ESPE Abstracts (2015) 84 P-2-248

aBeijing Children’s Hospital, Beiing, China; bInstitute of Basic Medical Sciences, Peking Union Medical College, Beiing, China; cZhengzhou Children’s Hospital, Zhengzhou, China; dShanxi Children’s Hospital, Shanxi, China


Objective: To study the clinical features and gene mutations of neonatal diabetes mellitus (NDM) in Chinese patients.

Methods: Patients with clinically diagnosed NDM were subjected to genetic screening by targeted gene capture of the genes associated with glucose metabolism, and followed up.

Results: Of the 23 cases of NDM studied, 16 (69.6%) were permanent neonatal diabetes mellitus (PNDM), 6 (26.1%) were transient neonatal diabetes mellitus (TNDM) and the remainder was unclassified and lost to follow-up. Symptoms at onset included fever, fainting, polydipsia and polyuria, glycosuria and seizure. All TNDM patients responded to insulin treatment. Three patients were successfully switched to glyburide; four cases were restarted on insulin due to glyburide resistance; one stopped oral glyburide because of serious gastrointestinal reactions and in other 8 cases glyburide was not tried until the last follow-up. The mean HbA1c of patients on insulin was 7.5% and in those switched to glyburide was 6.5%. Among 16 PNDM cases, 6 (38.5%) were found to have known KATP channel mutations, including one case of ABCC8 and five cases of KCNJ11 gene mutations. Novel non-KATP mutations including EIF2AK3, GLIS3 and SLC19A2 were found in three PNDM patients. One ABCC8/G296R mutation was found among six TNDM cases.
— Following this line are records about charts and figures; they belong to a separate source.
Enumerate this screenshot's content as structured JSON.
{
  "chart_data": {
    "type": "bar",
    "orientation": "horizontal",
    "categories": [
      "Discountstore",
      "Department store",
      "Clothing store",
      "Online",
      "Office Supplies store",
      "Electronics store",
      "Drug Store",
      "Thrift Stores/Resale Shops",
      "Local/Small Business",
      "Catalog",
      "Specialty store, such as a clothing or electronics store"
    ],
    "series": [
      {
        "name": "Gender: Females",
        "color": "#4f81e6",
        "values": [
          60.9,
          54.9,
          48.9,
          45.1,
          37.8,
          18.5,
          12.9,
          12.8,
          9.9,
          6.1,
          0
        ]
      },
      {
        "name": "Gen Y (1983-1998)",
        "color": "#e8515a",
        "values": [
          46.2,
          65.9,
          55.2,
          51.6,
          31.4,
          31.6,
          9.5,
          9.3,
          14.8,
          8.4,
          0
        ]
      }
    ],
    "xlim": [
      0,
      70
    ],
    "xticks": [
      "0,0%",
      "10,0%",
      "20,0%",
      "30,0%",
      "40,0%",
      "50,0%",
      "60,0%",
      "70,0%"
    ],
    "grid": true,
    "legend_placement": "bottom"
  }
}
Conclusion: Atypical symptoms such as seizure may be seen initially in NDM cases. Insulin therapy is effective in both TNDM and PNDM. About one-third of PNDM patients in the present study had KATP mutations and glyburide therapy was effective in three patients.

Funding information: This work was supported by the Open Research Project of Shanghai Key Laboratory of Diabetes Mellitus(SHKLD-KF-1304).